Thu, April 11, 4:20 to 5:50pm, Pennsylvania Convention Center, Floor: Level 200, Exhibit Hall B

Abstract

Coaching programs–and coaches as instructional leaders–are nested within the U.S. education policy system. Notably, Reading First, a branch of No Child Left Behind, accelerated the proliferation of coaching. A segment of the coaching literature attends to the policies and political dynamics of coaching (Author, 2012; Galey, 2016; Mangin et al., 2015). And some scholars have begun portraying the recursive relationship between policies and coaching. That is, policies shape coaching, and simultaneously, coaches–and their coaching–shape reform efforts. It is evident that funding and various rules, or guidance, influence coaching (Knight, 2012; Author, 2016, 2020). Researchers, however, have also illuminated how coaches mediate or promote various reform efforts (Author, 2021). That is, coaches can accelerate reform efforts, or they can buffer teachers from the stipulations of reform. As such, scholars are considering how institutional and organizational factors shape coaching. We assert that, to more fully understand the affordances of and barriers to effective coaching, it is necessary to zoom even further out; this would enable mapping the broader field of coaching.
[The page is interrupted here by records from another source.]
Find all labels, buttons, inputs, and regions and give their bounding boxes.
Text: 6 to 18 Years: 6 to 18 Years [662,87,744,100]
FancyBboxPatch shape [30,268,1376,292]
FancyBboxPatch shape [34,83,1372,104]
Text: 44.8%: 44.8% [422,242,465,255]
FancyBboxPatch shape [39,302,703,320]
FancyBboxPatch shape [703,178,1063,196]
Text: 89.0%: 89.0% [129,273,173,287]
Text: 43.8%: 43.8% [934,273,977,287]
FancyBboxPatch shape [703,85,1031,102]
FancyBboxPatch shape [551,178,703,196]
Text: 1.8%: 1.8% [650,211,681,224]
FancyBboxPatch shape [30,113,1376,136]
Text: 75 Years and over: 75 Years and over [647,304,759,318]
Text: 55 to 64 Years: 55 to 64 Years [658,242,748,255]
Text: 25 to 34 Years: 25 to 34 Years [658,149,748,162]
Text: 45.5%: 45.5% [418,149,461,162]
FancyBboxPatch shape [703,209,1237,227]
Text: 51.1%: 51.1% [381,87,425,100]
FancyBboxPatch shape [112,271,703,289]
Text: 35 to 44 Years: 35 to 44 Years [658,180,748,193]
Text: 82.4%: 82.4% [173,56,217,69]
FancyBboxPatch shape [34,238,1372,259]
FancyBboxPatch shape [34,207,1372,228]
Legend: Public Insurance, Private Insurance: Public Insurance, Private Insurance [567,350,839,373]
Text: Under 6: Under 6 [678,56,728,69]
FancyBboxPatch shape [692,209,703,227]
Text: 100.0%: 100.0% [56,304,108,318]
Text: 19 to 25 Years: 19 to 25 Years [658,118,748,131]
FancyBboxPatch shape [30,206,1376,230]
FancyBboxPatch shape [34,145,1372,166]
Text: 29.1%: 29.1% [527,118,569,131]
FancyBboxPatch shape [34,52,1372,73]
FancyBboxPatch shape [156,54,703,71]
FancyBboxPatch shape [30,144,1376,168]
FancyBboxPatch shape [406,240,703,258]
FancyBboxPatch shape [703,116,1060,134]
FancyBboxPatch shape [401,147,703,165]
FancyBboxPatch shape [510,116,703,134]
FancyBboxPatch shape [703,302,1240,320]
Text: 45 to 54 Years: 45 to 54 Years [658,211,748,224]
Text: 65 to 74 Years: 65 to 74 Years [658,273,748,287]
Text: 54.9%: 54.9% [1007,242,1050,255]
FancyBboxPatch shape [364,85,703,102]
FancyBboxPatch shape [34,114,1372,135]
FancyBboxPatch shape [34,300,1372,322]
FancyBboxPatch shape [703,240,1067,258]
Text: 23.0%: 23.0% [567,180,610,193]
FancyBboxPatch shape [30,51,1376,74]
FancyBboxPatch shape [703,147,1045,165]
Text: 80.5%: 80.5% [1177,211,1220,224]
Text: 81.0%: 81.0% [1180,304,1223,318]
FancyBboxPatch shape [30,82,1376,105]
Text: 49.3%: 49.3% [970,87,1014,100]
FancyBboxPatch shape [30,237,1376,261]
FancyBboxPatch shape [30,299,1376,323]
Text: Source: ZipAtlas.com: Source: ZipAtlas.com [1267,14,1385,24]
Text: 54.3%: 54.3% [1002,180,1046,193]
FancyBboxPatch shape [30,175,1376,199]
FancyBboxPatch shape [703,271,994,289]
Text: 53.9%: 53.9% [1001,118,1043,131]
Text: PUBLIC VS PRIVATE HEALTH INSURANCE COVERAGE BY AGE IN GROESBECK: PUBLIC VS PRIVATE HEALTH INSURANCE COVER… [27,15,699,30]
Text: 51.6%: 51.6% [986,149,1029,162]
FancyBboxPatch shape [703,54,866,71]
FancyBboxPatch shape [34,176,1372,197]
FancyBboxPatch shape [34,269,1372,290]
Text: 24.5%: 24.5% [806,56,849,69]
Institutional theory offers lenses for characterizing how macro-level structures, including resources, regulations, and deep-seated conceptualizations, define and steer institutions (Scott, 2013). Following tenets of institutional theory, our roundtable group would begin characterizing the macro-level structures, including resources, regulations, and logics, steer the implementation of coaching. Yet we will also pay attention to the role of coaching in reshaping certain institutional conditions, such as increasing the dominance of particular logics.

Specifically, this working group roundtable session will review findings from studies applying institutional theory and then develop a research agenda that can expose and interrogate macro-level factors shaping coaching. As part of this, we will step back, generating ideas on possible institutional elements in the field of coaching. We will then consider how scholars, in the future, could investigate funding issues, instructional policies, and rules and norms related to coaching that ultimately affect the design and implementation of coaching inside districts and schools. Our session will end by generating ideas regarding how state and district educational administrators could map the terrain of coaching and use this information to continuously improve their coaching model as well as supports for coaches and coaching.